Martese Johnson, 20, was beaten by police outside Trinity Irish Pub in Charlottesville, Va., March 18.

Police officers beat the University of Virginia junior over a suspicion that he was using a fake I.D. to get into the pub. A video shows police after forcing Johnson to the ground and handcuffing him, while Johnson’s head bleeds profusely from a gash on his head that ultimately required ten stitches.

Court records show Johnson was charged on two counts — obstruction of justice without force and public swearing or intoxication. Police claim that Johnson was “very agitated and belligerent,” but no eyewitness accounts have backed that claim up.

The day after the incident, students at the University of Virginia gathered at the library to protest Johnson’s arrest. Instances like this remind us that police brutality is an issue that is growing nationwide, and that it is important to show support to the victims of aggressive and violent behavior from police.

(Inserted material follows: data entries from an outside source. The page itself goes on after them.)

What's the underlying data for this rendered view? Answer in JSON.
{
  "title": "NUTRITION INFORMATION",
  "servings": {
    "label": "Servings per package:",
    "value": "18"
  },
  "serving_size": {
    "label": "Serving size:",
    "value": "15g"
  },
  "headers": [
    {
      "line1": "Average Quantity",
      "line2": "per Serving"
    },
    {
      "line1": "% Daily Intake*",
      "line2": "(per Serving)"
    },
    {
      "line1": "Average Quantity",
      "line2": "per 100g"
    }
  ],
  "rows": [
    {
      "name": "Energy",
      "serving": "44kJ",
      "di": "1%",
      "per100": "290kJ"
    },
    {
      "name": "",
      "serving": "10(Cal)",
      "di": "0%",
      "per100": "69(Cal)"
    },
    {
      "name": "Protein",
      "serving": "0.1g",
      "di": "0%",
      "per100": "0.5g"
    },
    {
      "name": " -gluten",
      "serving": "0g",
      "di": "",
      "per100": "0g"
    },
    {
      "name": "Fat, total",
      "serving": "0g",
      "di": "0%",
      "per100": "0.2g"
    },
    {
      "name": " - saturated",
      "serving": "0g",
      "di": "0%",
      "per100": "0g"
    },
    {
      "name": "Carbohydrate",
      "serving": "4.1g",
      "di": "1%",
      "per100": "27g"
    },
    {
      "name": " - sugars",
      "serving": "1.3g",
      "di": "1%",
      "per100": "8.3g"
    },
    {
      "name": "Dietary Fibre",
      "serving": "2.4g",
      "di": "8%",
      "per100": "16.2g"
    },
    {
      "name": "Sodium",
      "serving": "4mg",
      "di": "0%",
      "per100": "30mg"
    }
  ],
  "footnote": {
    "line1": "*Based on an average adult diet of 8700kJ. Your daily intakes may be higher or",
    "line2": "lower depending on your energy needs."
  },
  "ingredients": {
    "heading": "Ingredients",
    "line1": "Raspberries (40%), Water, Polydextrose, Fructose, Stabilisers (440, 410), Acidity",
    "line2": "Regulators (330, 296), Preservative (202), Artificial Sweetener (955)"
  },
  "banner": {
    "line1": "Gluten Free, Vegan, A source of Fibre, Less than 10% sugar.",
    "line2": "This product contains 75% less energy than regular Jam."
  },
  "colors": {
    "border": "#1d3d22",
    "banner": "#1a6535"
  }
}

As social media makes police brutality harder to simply brush under the rug, it is easy to be hopeful for a change, but the question must be asked – what does it mean when these instances can be recorded and still ignored?

Members of the black community continue to be subject to extreme use of force by police, and it is being brought to our attention through various media sources more frequently.

Violent behavior from police is atrocious and unnecessary. From UVA, to New York, to Ferguson, we must be dedicated to preventing racism and senseless violence. Police must be held accountable for their actions, not treated as if they are above the law.

Solidarity with those subject to this form of oppression is of the utmost importance, because it is shameful to ignore the subjugation of the black community by racist police any longer.